Garrison does not contend, nor did Supreme Court rule, that the original change order form (marked "registered") waslegally sufficient to extend the contract, and that the Comptroller failed to act on it within 30 days ( see New York City Charter § 328[a]). Rather, Garrison's claim is that DEP's failure to submit the proper forms should estop the City from denying the enforceability of the contract. This Court has long held that acceptance of services performed under an unauthorized contract does not estop a municipality from asserting the invalidity of the contract ( Seif v City of Long Beach, 286 NY 382). DEP's failure to submit the proper forms can not be attributed to the Comptroller's office, and misfeasance by the contracting agency does not waive the failure to register properly the contract with the Comptroller ( Mtr. of Konski Engrs v Levitt, 69 AD2d 940, affd on opinion below, 49 NY2d 850).

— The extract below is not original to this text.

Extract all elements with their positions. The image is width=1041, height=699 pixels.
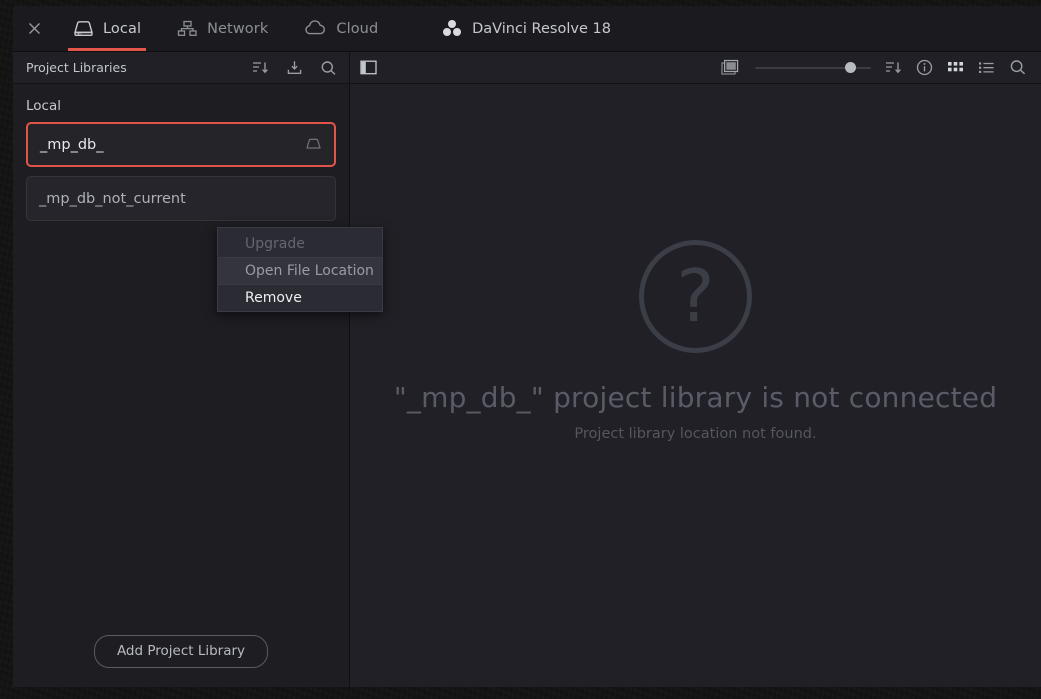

While the courts below improperly granted judgment to Garrison on its mandamus to compel claim, Garrison's petition broadly construed makes out a claim for review of the Comptroller's decision denying its "illegal but equitable" claim (Administrative Code § 7206; see also, NYC Charter § 1152[e]). Supreme Court's obvious frustration at the City's failure to respond to attempts by Garrison's counsel to provide access to the necessary audit materials is understandable. However, since that Court did not pass on the denial of the "illegal but equitable" claim, which in any event cannot encompass the contract price, we remit the matter to Supreme Court for a determination on the merits of that claim. On remittal, theCourt may consider whether, under the circumstances of this case, the Comptroller's denial of the "illegal but equitable claim" (including his failure to review the materials now available) was arbitrary and capricious.
Accordingly, the order of the Appellate Division should be reversed, with costs, and the case remitted to Supreme Court for further proceedings in accordance with this Opinion.
Order reversed, with costs, and case remitted to Supreme Court, New York County, for further proceedings in accordance with the opinion herein. Opinion by Judge Wesley. Chief Judge Kaye and Judges Bellacosa, Smith, Ciparick and Rosenblatt concur. Judge Levine took no part.
Notes1 The court also denied a counterclaim by the City for payment of the restitution amount agreed to by Garrison in Federal Court. The City has not contested that aspect of Supreme Court's decision on appeal.